I know a little analytic number theory , for example i know that:
$\sum_{d\le x}(\frac{x}{d}-[\frac {x}{d}])=\frac{x}{a}(1-\gamma)+O(\sqrt x)$ when the $\sum$ is over $d$'s the integers less or equal with $x$ that are congruent to $b$ mod $a$ and $\gamma $ is Euler's constant.
how can i prove this?
$$\sum_{p\le x}\left(\frac{x}{p}-\left[\frac {x}{p}\right]\right)=\frac{x}{\log x}(1-\gamma)+o\left(\frac{x}{\log x}\right)$$
it is really important to me,help me please!
thank you very much
$$\tag{1}\sum_{p\le n}\left(\frac{n}{p}-\left[\frac {n}{p}\right]\right)=\frac{n}{\log n}(1-\gamma)+o\left(\frac{n}{\log n}\right)\\\text{(the sum is over the primes $p\le n$)}$$
is a result from de la Vallée-Poussin (1898) "Sur les valeurs moyennes de certaines fonctions arithmétiques" $(4.)$. Let's translate the part $4.$ for reference...
"The starting point is the well known equality (for $\,\log(n!)\,$ from Legendre with the exponent of $p$ in $n!$ given by $\,\displaystyle\sum_{j>0}\left[\frac n{p^j}\right]$) : $$\tag{2}\sum_{p\le n} \log(p)\sum_{j>0}\left[\frac n{p^j}\right]=\sum_{k\le n}\log(k)$$ Let's note $\,\displaystyle r(p):=\frac np-\left[\frac np\right]\;$ and $\,\epsilon\to 0$ as $\dfrac 1n\to 0\;$ then (since $\dfrac n{p-1}=\dfrac np+\dfrac n{p^2}+\dfrac n{p^3}+\cdots$) $(2)$ divided by $n$ will give (concluding with Stirling's formula for $\log(n!)$) : $$\tag{3}\sum_{p\le n} \frac{\log(p)}{p-1}-\frac 1n\sum_{p\le n}\log(p)\,r(p)=\frac 1n\sum_{k\le n}\log(k)+\epsilon_1=\log(n)-1+\epsilon_2$$ but it was shown (in de la Vallée-Poussin's proof of the PNT using the logarithmic derivative of the Euler product) that for $\gamma$ the Euler constant : $$\tag{4}\sum_{p\le n} \frac{\log(p)}{p-1}=\log(n)-\gamma+\epsilon_3$$
Subtracting $(3)$ from $(4)$ we conclude that $$\tag{5}\frac 1n\sum_{p\le n} \log(p)\,r(p)=1-\gamma+\epsilon_4$$
Since the asymptotic number of primes $\le n$ is given by $\,\dfrac n{\log(n)}\,$ from the PNT the mean value of the fractions $r(p)$ will be (for $n$ infinitely large) : $$\tag{6} \frac {\log(n)}n \sum_{p\le n} r(p)$$ To prove that $(6)$ will converge to $\,1-\gamma\;$ like the left part of $(5)$ let's compute their difference $$\tag{7} \frac {\log(n)}n \sum_{p\le n} r(p)-\frac 1n\sum_{p\le n} \log(p)\,r(p)=\frac 1n\sum_{p\le n} (\log(n)-\log(p))\;r(p)$$ Since $0\le r(p)<1\,$ this will be positive and less than $\,\displaystyle \frac 1n\sum_{p\le n}(\log(n)-\log(p))\,$ which goes to $0$ as will be shown.
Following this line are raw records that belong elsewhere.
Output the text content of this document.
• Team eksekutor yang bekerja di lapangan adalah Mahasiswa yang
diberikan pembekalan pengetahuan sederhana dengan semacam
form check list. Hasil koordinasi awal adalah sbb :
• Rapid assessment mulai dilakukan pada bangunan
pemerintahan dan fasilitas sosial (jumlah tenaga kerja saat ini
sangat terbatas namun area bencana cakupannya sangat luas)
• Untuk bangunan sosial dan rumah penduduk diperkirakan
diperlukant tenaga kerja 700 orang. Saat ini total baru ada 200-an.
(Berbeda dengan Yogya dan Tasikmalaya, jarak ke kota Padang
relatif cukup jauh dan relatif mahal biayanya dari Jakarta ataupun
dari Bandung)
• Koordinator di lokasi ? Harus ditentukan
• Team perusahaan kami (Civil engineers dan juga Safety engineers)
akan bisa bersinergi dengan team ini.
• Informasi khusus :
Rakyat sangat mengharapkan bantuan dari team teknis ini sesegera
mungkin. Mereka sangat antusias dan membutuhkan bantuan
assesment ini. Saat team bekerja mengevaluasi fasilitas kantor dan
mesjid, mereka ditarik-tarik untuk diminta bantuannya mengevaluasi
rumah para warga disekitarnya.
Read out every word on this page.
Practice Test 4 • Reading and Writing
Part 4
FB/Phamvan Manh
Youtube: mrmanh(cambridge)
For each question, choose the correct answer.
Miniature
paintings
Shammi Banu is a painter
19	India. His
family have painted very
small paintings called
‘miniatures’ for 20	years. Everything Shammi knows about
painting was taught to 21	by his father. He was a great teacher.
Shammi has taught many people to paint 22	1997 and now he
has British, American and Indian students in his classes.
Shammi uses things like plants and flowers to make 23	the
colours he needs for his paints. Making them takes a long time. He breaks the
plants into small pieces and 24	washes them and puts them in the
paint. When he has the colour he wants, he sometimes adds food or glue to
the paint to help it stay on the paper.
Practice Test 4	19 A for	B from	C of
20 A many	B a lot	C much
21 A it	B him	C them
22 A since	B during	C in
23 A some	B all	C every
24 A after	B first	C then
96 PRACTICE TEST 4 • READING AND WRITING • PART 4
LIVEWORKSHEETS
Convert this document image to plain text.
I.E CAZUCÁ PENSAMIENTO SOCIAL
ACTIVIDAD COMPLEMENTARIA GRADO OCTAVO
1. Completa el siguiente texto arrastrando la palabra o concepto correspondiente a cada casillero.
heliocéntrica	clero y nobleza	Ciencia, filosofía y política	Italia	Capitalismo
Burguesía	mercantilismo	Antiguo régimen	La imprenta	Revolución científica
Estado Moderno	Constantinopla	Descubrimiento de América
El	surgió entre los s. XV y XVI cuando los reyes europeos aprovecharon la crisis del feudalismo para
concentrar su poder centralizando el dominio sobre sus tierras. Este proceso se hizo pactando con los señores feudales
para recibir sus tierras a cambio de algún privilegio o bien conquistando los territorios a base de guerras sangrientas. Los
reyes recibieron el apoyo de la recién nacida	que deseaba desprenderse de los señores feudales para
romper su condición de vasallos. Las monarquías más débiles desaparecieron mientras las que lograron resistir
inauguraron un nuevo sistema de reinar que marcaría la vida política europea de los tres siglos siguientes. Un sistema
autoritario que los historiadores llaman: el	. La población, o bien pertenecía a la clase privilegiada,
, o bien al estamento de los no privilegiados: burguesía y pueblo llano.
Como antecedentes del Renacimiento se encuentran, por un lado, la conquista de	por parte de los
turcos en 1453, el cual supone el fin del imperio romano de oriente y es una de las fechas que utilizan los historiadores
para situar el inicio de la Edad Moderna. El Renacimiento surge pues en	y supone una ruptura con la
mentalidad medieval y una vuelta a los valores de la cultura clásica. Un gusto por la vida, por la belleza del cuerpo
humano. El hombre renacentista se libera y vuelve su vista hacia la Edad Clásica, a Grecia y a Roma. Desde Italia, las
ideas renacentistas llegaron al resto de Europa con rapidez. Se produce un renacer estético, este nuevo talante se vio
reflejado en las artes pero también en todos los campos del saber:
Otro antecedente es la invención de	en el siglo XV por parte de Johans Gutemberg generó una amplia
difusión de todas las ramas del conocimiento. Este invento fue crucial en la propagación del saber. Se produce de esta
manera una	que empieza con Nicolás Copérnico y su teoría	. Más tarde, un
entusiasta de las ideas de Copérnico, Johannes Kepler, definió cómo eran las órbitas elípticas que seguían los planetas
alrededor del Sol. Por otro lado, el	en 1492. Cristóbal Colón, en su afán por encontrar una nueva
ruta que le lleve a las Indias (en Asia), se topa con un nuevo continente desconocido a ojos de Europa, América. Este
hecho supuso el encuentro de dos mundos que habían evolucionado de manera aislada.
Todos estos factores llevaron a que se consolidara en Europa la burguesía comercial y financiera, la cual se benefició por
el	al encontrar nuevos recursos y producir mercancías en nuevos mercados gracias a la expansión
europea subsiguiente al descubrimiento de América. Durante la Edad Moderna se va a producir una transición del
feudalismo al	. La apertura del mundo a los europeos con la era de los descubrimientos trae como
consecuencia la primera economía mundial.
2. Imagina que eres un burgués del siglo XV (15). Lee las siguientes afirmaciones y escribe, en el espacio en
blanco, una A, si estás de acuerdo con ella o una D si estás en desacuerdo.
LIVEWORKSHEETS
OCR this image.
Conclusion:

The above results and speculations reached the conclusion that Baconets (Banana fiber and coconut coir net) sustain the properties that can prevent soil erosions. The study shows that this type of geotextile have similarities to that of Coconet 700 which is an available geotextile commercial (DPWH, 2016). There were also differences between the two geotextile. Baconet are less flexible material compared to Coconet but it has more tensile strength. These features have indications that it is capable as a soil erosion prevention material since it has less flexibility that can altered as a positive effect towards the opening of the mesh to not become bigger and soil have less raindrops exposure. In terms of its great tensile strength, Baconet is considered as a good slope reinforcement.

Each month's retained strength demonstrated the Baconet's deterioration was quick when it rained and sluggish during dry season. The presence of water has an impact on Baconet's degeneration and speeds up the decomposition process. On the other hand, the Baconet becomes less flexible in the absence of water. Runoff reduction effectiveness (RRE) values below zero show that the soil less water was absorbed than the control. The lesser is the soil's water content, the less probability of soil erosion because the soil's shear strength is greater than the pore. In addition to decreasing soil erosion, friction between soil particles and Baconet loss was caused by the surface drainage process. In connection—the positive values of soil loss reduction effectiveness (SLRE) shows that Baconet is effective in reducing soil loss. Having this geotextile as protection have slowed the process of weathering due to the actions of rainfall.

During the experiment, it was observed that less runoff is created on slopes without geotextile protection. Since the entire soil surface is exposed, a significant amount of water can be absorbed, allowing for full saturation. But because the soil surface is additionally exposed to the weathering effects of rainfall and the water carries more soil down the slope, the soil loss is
The number of terms such that $\,p\le n\,$ has the asymptotic expression $\,\displaystyle (1+\epsilon)\frac n{\log(n)}$, further $\,\displaystyle \sum_{p\le n} \log(p)=(1+\epsilon')n\,$ (as shown in the PNT paper) so that :
$$\tag{8} \frac 1n\sum_{p\le n}(\log(n)-\log(p))=\frac 1n\left[(1+\epsilon)\frac n{\log(n)}\log(n)+(1+\epsilon')n\right]=\epsilon-\epsilon'$$ which goes to $0$ with $\epsilon$ and $\epsilon'$.
This proves that $\,\displaystyle \frac {\log(n)}n \sum_{p\le n} r(p)=(1-\gamma)+o(1)\,$ and the theorem."
Ref: Friedrich Pillichshammer "Euler's constant and averages of fractional parts".